Friday, July 15, 2005

Never let it be said

Just occasionally, you may come across comments in the more 'elevated' realms of the literary world which might lead you to believe that those who write in the 'lesser' genres -- crime, science fiction, and romance -- are, somehow or other, people of lesser intelligence, not so well bred, and, frankly, not at all the sort of people you would want to marry your daughter (or son, as the case may be).

Well, t'ain't so. Not in any respect. And the genre writers are certainly not inferior when it comes to IQ and general knowledge. As was proved this week on BBC TV.

Here in the UK we have a TV show (which I think may have been American originally) called University Challenge. On this show, two teams of four players compete against each other in answering questions involving general knowledge.

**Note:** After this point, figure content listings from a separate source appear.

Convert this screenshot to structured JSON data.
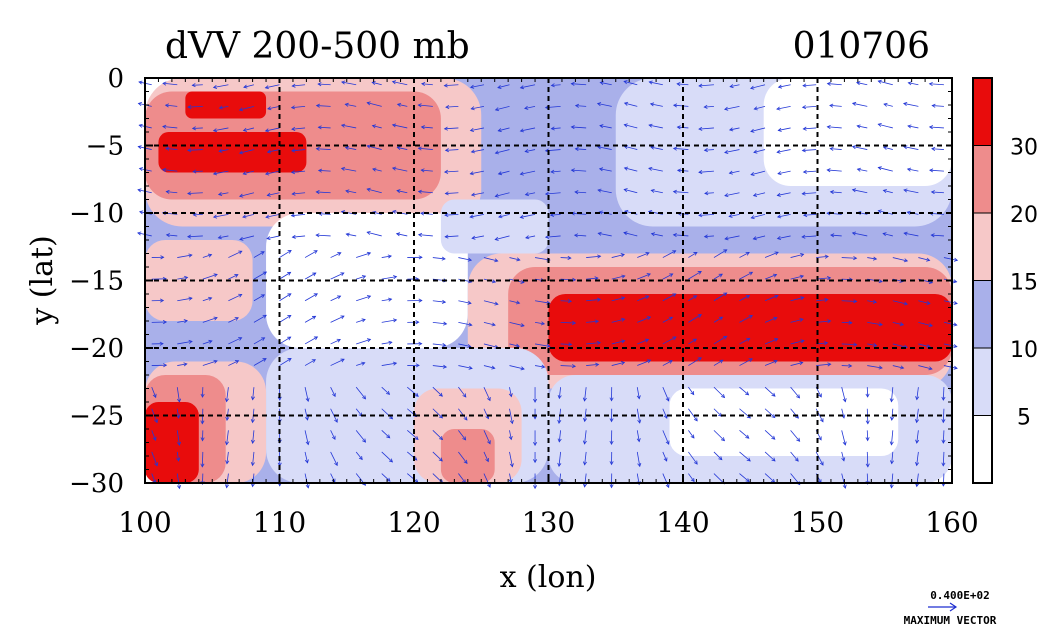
{
  "chart_data": {
    "type": "heatmap",
    "title": "dVV 200-500 mb",
    "date_label": "010706",
    "xlabel": "x (lon)",
    "ylabel": "y (lat)",
    "xlim": [
      100,
      160
    ],
    "ylim": [
      -30,
      0
    ],
    "x_ticks": [
      "100",
      "110",
      "120",
      "130",
      "140",
      "150",
      "160"
    ],
    "y_ticks": [
      "0",
      "−5",
      "−10",
      "−15",
      "−20",
      "−25",
      "−30"
    ],
    "x_tick_values": [
      100,
      110,
      120,
      130,
      140,
      150,
      160
    ],
    "y_tick_values": [
      0,
      -5,
      -10,
      -15,
      -20,
      -25,
      -30
    ],
    "grid": true,
    "colorbar": {
      "levels": [
        0,
        5,
        10,
        15,
        20,
        30,
        35
      ],
      "labels": [
        "5",
        "10",
        "15",
        "20",
        "30"
      ],
      "colors": [
        "#ffffff",
        "#d8dcf8",
        "#a9b0ea",
        "#f6c8c8",
        "#ee8c8c",
        "#e80c0c"
      ]
    },
    "vector_legend": {
      "value": "0.400E+02",
      "label": "MAXIMUM VECTOR",
      "color": "#1f2fd0"
    },
    "field_regions": [
      {
        "lon": [
          100,
          160
        ],
        "lat": [
          -30,
          0
        ],
        "level": 2
      },
      {
        "lon": [
          100,
          125
        ],
        "lat": [
          -11,
          0
        ],
        "level": 3
      },
      {
        "lon": [
          100,
          122
        ],
        "lat": [
          -9,
          -1
        ],
        "level": 4
      },
      {
        "lon": [
          101,
          112
        ],
        "lat": [
          -7,
          -4
        ],
        "level": 5
      },
      {
        "lon": [
          103,
          109
        ],
        "lat": [
          -3,
          -1
        ],
        "level": 5
      },
      {
        "lon": [
          100,
          108
        ],
        "lat": [
          -18,
          -12
        ],
        "level": 3
      },
      {
        "lon": [
          109,
          124
        ],
        "lat": [
          -20,
          -10
        ],
        "level": 0
      },
      {
        "lon": [
          122,
          130
        ],
        "lat": [
          -13,
          -9
        ],
        "level": 1
      },
      {
        "lon": [
          135,
          160
        ],
        "lat": [
          -11,
          0
        ],
        "level": 1
      },
      {
        "lon": [
          146,
          160
        ],
        "lat": [
          -8,
          0
        ],
        "level": 0
      },
      {
        "lon": [
          124,
          160
        ],
        "lat": [
          -23,
          -13
        ],
        "level": 3
      },
      {
        "lon": [
          127,
          160
        ],
        "lat": [
          -22,
          -14
        ],
        "level": 4
      },
      {
        "lon": [
          130,
          160
        ],
        "lat": [
          -21,
          -16
        ],
        "level": 5
      },
      {
        "lon": [
          109,
          130
        ],
        "lat": [
          -30,
          -20
        ],
        "level": 1
      },
      {
        "lon": [
          120,
          128
        ],
        "lat": [
          -30,
          -23
        ],
        "level": 3
      },
      {
        "lon": [
          122,
          126
        ],
        "lat": [
          -30,
          -26
        ],
        "level": 4
      },
      {
        "lon": [
          130,
          160
        ],
        "lat": [
          -30,
          -22
        ],
        "level": 1
      },
      {
        "lon": [
          139,
          156
        ],
        "lat": [
          -28,
          -23
        ],
        "level": 0
      },
      {
        "lon": [
          100,
          109
        ],
        "lat": [
          -30,
          -21
        ],
        "level": 3
      },
      {
        "lon": [
          100,
          106
        ],
        "lat": [
          -30,
          -22
        ],
        "level": 4
      },
      {
        "lon": [
          100,
          104
        ],
        "lat": [
          -30,
          -24
        ],
        "level": 5
      }
    ]
  }
}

In fact, the term 'general knowledge' gives no indicatiion of the obscurity, complexity, and overall difficulty of the questions -- questions which are normally, as the title indicates, aimed at some of the brightest students at the nation's top universities.

From time to time, however, the quiz is opened up to teams of professionals. Four lawyers, or four medics, or whatever. This week's round featured a team from the staff of Wisden and a team drawn from the membership of the Romantic Novelists' Association.

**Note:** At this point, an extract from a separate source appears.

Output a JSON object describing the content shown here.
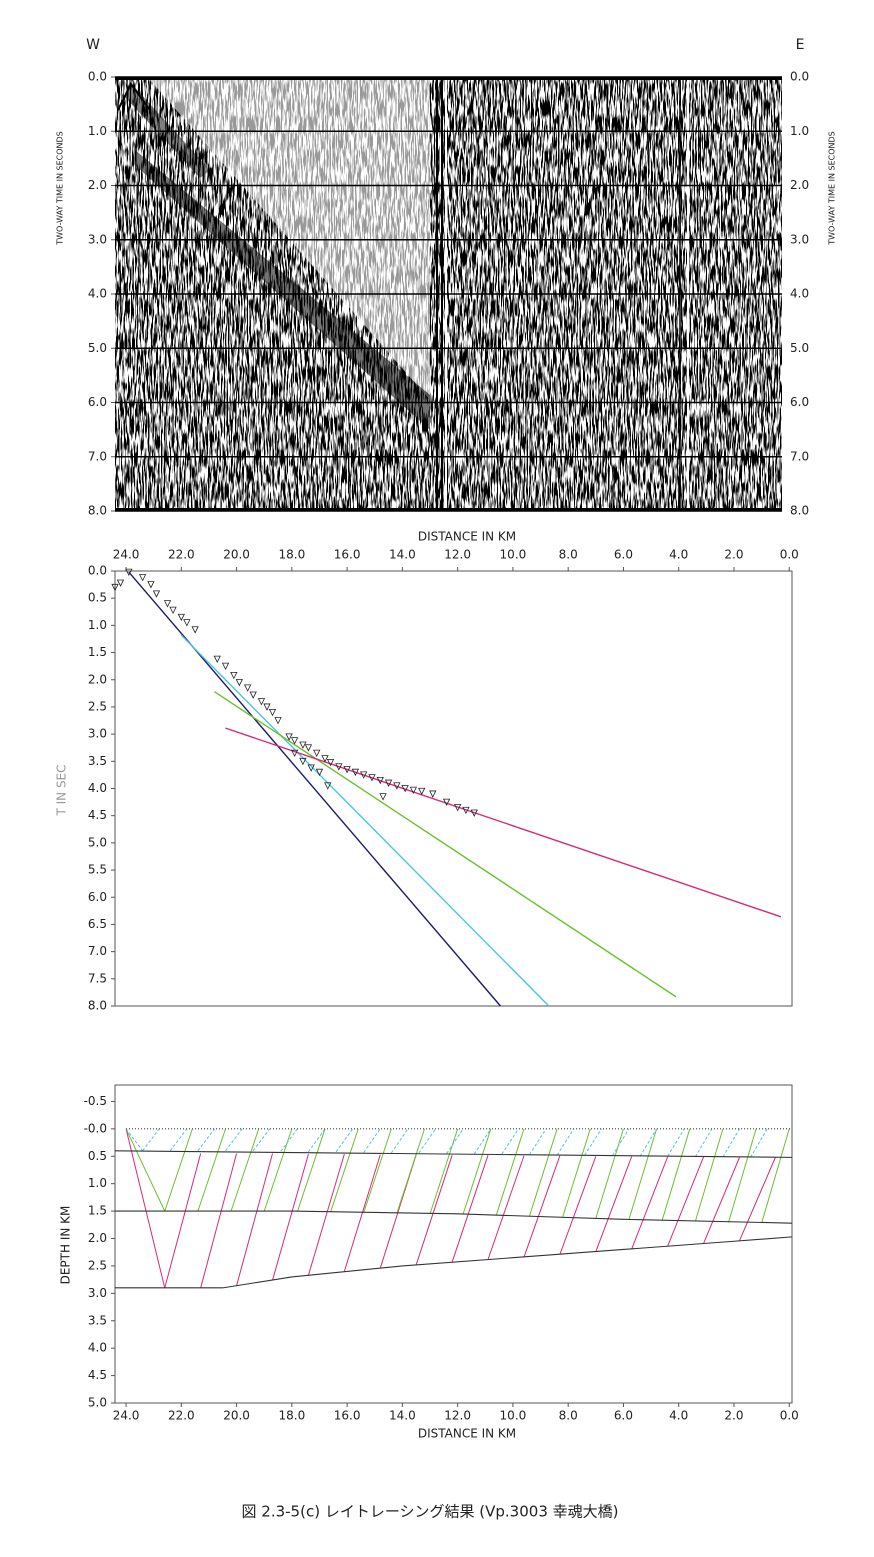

Wisden, by the way, is the annual bible of the game of cricket. The staff are thus people with an astonishing memory for obscure facts and statistics. And, naturally, they are all educated chaps. In the ordinary way you might have expected them to outscore the Romantic Novelists without even breaking into a sweat.

Not so!

I saw the last few minutes of this contest myself, and it turned out that the RNA gave the Wisden team a humiliating thumping. Hit them for six, in fact (cricketing allusion). The final score was 245 to 145.

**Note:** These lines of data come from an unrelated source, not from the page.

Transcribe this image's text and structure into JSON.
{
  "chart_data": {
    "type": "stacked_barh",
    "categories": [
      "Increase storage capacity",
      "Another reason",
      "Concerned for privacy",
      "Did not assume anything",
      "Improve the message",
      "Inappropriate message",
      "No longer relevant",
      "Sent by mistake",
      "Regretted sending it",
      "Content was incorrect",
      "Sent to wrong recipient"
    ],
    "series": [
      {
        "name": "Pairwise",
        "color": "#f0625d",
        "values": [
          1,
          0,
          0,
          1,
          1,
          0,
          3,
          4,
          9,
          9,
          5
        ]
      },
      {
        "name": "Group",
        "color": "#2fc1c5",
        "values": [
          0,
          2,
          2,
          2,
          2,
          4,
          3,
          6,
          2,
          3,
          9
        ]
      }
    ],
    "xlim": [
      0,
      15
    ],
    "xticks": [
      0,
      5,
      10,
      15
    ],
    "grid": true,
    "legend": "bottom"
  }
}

This result did not escape notice in the press (and thanks to Anne Weale for the links). The Times seems to have been astonished:
This was a far cry from the outcome many of us had imagined when the draw was announced. Among the competitors entered for University Challenge: The Professionals, the Romantic Novelists were widely regarded as the fancy dans -- hopeless romantics, indeed. Call that a job? Whereas the Wisden team would be bringing to the table the rangy, all-encompassing worldliness that arises from following cricket more closely than any people on earth follow anything.
On the day, however, the Wisden team was unable to distinguish a Madagascan tomato frog from a green tree frog. The RNA lot, on the other hand, had as one of their team Anne Ashurst, who was the individual winner of another TV quiz, Mastermind.

The Daily Telegraph was also faintly astonished by the Wisden defeat.
The Wisdenites might have expected an easy first-round passage against the Romantic Novelists' Association, but they had reckoned without Anne Ashurst, Mills and Boon author and Mastermind champion of 1997. Dark mutterings of 'Ringer' could also be heard when it emerged that the RNA's Stephen Bowden, a fiend on the buzzer, is not known to have published a novel.
Crying 'foul' you notice. Shocking bad form, in my opinion, if a team doesn't know how to lose gracefully. Listen, Stephen Bowden is a member of the RNA, OK? And that's all it takes to be on the RNA team. You don't have to be Barbara Cartland.

As it happens, Stephen Bowden has a new blog all of his own, and he describes himself as a writer of Regency romps. And he has a picture of himself looking like one of Jane Austen's heroes. So there.

6 comments:

Anonymous said...

Hehe. I love the timing of this, given the fuss over at RWA right now. I get very annoyed by the attempts of literati to make me feel bad for preferring genre novels to mainstream 'lit'. I LIKE my fantastical worlds thanks; if it wasn't for dreaming, exactly where would the human race be right now?

Brenda Coulter said...

I read that news item this morning and sent up a little cheer. Thanks for blogging it.

Why are people so eager to believe that romance novels aren't "real" books and that the people who read and write them must not be overly intelligent? Yeah, somebody is displaying some world-class stupidity here, but it isn't the romance writers.

Kate Allan said...

Not sure what all the fuss is about. Surely it's obvious that romance writers tend to the bluestocking types - not just in terms of general knowledge but because they are capable of undertanding the complexity of human emotion and distilling into it into a story which will pull the interest and heart-strings of the general reader. If that's not a rare skill, I dunno what is. Writing my University disseration was a hundred times easier than writing a publishable romance novel. Spent a few months on my disseration. Second draft handed in, quick spell-check, no problems. Three years and four full manuscripts before I got a romantic novel (which went through 4 major drafts) published.